Por que mulheres estão procurando ginecologistas feministas?
O feminismo tem chegado cada vez mais perto dos consultórios médicos. Ir ao ginecologista pode ser uma experiência desconfortável para muitas mulheres e que tem chances de piorar, seja por descaso do profissional de saúde ou por casos de violência e assédio. Por conta dessa insatisfação, mais mulheres têm procurado quem efetivamente ouça seus questionamentos, mostre como o corpo delas funciona e que faça um planejamento familiar consultando a opinião da paciente. Estas profissionais existem e tentam introduzir a autonomia feminina em seu atendimento. Afinal, qual a importância de se consultar com uma ginecologista feminista?

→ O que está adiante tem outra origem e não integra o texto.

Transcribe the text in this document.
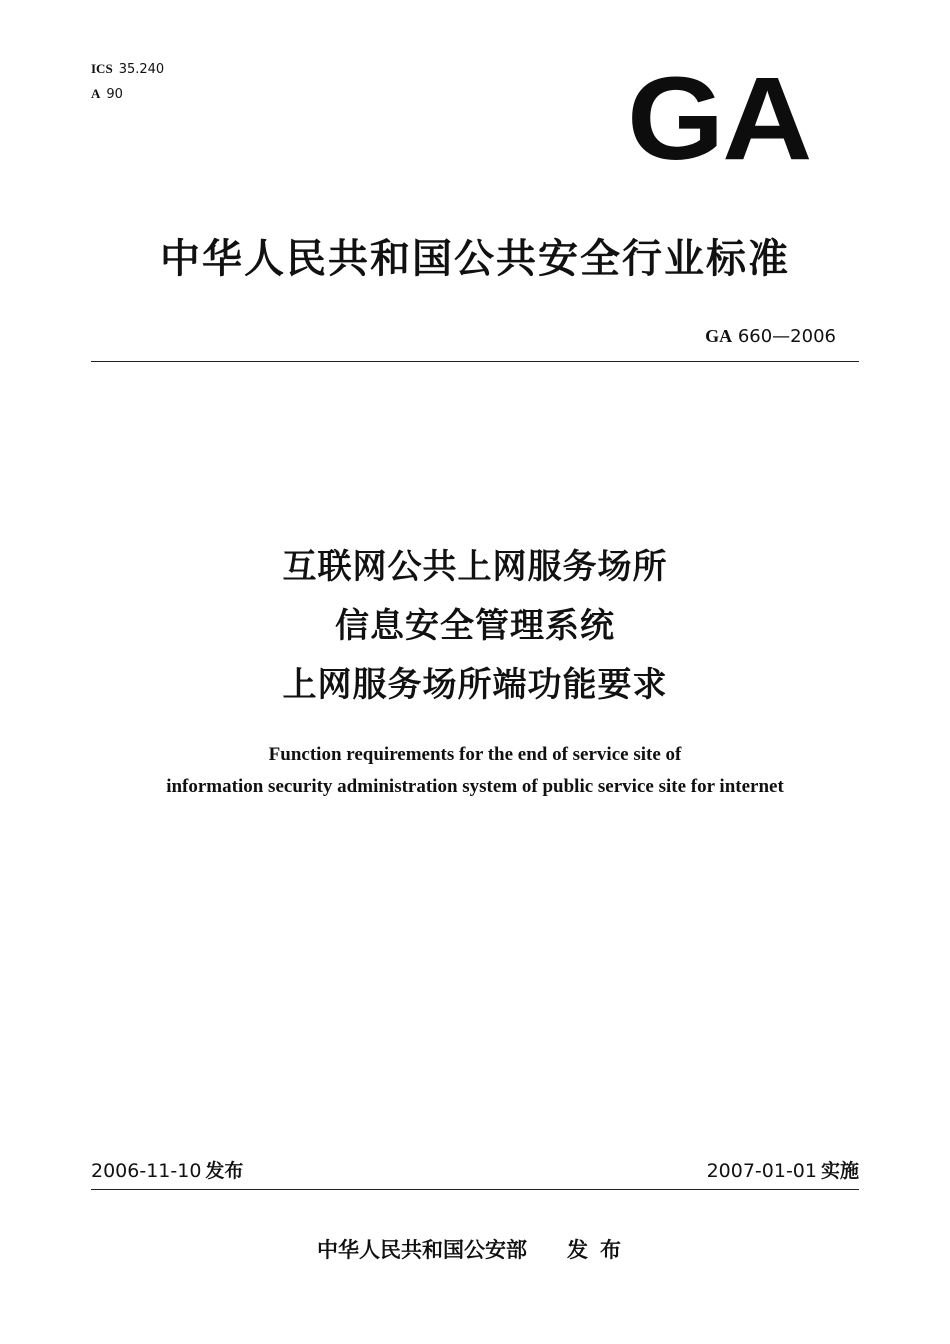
ICS 35.240
A 90	GA
中华人民共和国公共安全行业标准
GA 660—2006
互联网公共上网服务场所
信息安全管理系统
上网服务场所端功能要求
Function requirements for the end of service site of
information security administration system of public service site for internet
2006-11-10 发布	2007-01-01 实施
中华人民共和国公安部 发布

Ela cansou da consulta 'mecânica'
A produtora cultural Nathalie Mendes, de 31 anos, passou a procurar ginecologistas feministas porque estava farta do atendimento distante de seus antigos médicos. O último com quem passou, que também atende sua mãe, era resistente à ideia dela de trocar a pílula anticoncepcional, que ela toma há muito tempo. Cansada e precisando atualizar seu exame de papanicolau, Nathalie decidiu procurar o Coletivo Feminista Sexualidade e Saúde, na cidade de São Paulo, por indicação de colegas.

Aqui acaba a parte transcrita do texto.